Air Fryer Patatas Bravas, with Dipping Sauce
This spin on the classic patatas bravas won't splatter your cooktop with grease.
Servings: 2 to 6
Ingredients
- 2 large (10 ounces each) russet potatoes, cut into 1 to 1½-inch chunks
- 4½ tablespoons extra-virgin olive oil divided
- 1½ teaspoons fine salt divided
- ¼ teaspoon ground black pepper
- 1 cup drained jarred roasted piquillo peppers or roasted red peppers (from a 12-ounce jar)
- ¼ cup salted Marcona almonds
- 1 tablespoon sherry vinegar or apple cider vinegar
- 1½ teaspoons sweet paprika
- ½ teaspoon smoked paprika
- ⅛ to ¼ teaspoon cayenne pepper
- Aioli for drizzling optional
Instructions
- Gather the ingredients.
- Preheat the air fryer with its basket at 400℉ for 10 minutes. Toss 2 large (10 ounces each) russet potatoes, cut into 1 to 1½-inch chunks with 2½ tablespoons olive oil, 1 teaspoon fine salt, and ¼ teaspoon ground black pepper.
- Transfer the potatoes to the air fryer basket and spread out in an even layer with plenty of space between them. (Do not overcrowd, air-fry in batches if necessary).
- Air fry, shaking the basket or stirring with a spatula once halfway through, until the potatoes are tender when pierced with a fork (they will still be pale), 15 minutes.
- Stir the potatoes again and set the air-fryer to 450℉. Continue to air fry, stirring once halfway through, until the potatoes are deep golden brown and crispy, 10 to 15 minutes.

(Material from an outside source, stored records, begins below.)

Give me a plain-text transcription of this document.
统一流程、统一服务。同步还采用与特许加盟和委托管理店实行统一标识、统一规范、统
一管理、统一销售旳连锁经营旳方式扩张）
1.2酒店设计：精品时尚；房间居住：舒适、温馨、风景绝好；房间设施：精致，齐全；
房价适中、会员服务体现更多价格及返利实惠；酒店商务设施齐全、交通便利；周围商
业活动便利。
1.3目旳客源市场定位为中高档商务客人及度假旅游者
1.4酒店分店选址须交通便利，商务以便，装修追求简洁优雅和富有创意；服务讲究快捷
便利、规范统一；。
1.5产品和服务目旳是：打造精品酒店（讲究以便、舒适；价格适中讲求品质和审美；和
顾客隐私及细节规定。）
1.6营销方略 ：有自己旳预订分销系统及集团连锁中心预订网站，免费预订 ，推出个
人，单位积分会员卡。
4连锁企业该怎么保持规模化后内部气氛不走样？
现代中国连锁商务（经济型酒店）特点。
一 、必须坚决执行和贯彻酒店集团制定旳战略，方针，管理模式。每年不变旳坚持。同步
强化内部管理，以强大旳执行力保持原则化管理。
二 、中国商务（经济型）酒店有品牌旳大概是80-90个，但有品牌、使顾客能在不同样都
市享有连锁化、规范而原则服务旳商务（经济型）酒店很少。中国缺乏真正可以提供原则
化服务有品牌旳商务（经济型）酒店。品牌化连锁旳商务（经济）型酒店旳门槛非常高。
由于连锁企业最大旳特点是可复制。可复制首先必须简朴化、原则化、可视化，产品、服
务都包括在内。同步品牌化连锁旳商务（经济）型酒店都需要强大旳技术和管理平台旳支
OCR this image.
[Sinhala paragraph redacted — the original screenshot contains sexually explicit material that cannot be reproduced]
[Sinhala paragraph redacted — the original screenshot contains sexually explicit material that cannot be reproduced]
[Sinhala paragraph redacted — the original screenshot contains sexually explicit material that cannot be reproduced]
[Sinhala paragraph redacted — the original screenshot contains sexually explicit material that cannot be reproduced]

Watch carefully to make sure none of the potatoes burn in the last 5 minutes of cooking.
- While the potatoes are cooking, make the sauce. Combine the remaining 2 tablespoons olive oil, 1 cup drained, jarred roasted piquillo or roasted red peppers, ¼ cup Marcona almonds, 1 tablespoon sherry or apple cider vinegar, 1½ teaspoons sweet paprika, ½ teaspoon smoked paprika, ⅛ to ¼ teaspoon cayenne pepper, and the remaining ½ teaspoon fine salt in a blender. Blend until smooth. The sauce should taste sweet, smoky, and finish with a little spicy bite. Adjust the seasoning with more salt and cayenne, if desired.
- Transfer the potatoes to a serving plate and insert 4 to 6 toothpicks in the potatoes. Pour the romesco sauce into a small bowl and serve alongside the potatoes.Alternatively, skip the toothpicks, spoon the sauce over the potatoes and stir to coat. Drizzle with the optional aioli, if using, and serve immediately.
Notes
Feeling Adventurous? Try This:
- Substitute Yukon Golds—You can use Yukon gold or red potatoes if you don’t have russets on hand, but you may have to increase the cooking time slightly.
- Make the sauce spicy—For an extra-hot bravas sauce, use hot smoked Spanish paprika instead of sweet paprika.